Methods: Microglia were cultured with ATP at 33, 37, and 39°C, or with ATP in the presence of a p38 inhibitor, SB203580, at 37°C. Cytokine and NO levels, and p38 activation were measured.
Results: Compared to 37°C, TNF-α was reduced at 33°C and augmented at 39°C for 1.5 h. IL-6 was reduced at 33°C for 6 h. NO was reduced at 33°C, but augmented at 39°C for 6 h. p38 was reduced at 33°C for 1 min. SB203580 inhibited ATP-induced TNF-α, IL-6, and NO production.

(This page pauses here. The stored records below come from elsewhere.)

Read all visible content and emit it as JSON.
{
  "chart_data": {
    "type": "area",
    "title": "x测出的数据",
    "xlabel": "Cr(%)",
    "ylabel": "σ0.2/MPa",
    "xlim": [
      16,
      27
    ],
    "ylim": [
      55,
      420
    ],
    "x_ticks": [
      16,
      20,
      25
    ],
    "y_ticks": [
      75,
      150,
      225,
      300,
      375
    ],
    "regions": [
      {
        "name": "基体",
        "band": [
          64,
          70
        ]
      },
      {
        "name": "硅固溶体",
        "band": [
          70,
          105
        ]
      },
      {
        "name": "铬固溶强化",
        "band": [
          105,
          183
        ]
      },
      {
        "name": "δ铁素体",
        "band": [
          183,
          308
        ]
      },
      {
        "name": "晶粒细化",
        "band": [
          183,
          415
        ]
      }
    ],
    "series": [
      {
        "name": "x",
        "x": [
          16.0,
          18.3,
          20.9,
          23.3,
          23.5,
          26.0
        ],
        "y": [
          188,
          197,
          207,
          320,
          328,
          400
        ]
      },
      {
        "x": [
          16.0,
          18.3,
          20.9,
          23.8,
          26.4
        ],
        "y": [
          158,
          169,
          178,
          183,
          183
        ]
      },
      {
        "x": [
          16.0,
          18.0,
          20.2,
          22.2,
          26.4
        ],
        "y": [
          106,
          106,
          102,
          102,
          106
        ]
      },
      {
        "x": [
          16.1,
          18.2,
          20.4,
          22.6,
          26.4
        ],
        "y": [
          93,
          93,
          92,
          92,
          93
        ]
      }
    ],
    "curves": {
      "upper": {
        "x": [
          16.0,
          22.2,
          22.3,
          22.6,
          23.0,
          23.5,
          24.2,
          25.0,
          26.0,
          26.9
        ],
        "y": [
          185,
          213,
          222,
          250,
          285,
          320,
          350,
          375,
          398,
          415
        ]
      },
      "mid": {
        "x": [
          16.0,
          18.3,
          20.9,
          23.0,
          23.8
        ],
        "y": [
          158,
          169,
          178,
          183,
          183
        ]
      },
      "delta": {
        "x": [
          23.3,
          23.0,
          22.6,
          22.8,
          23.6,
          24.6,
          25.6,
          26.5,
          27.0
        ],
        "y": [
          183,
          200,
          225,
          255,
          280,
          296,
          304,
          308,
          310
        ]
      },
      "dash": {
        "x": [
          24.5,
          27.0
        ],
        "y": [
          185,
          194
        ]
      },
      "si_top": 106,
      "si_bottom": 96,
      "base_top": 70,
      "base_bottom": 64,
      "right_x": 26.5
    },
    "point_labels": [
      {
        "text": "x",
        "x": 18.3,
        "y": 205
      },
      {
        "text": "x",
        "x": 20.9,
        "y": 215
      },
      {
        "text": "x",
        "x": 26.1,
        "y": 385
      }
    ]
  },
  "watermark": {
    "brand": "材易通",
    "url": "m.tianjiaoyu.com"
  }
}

Conclusion: Lowering temperature rapidly reduced p38 activation and the subsequent p38-regulated production of pro-inflammatory cytokines and NO in ATP-activated microglia, suggesting that attenuation of early phase inflammatory responses via suppression of p38 in microglia is one possible neuroprotective mechanism of therapeutic hypothermia. Temperature elevation increased TNF-α and NO production in these cells. These temperature-dependent changes imply that monitoring of TNF-α and NO in the cerebrospinal fluid during the early phase might be useful as biomarkers for responses to therapeutic hypothermia and hyperthermia.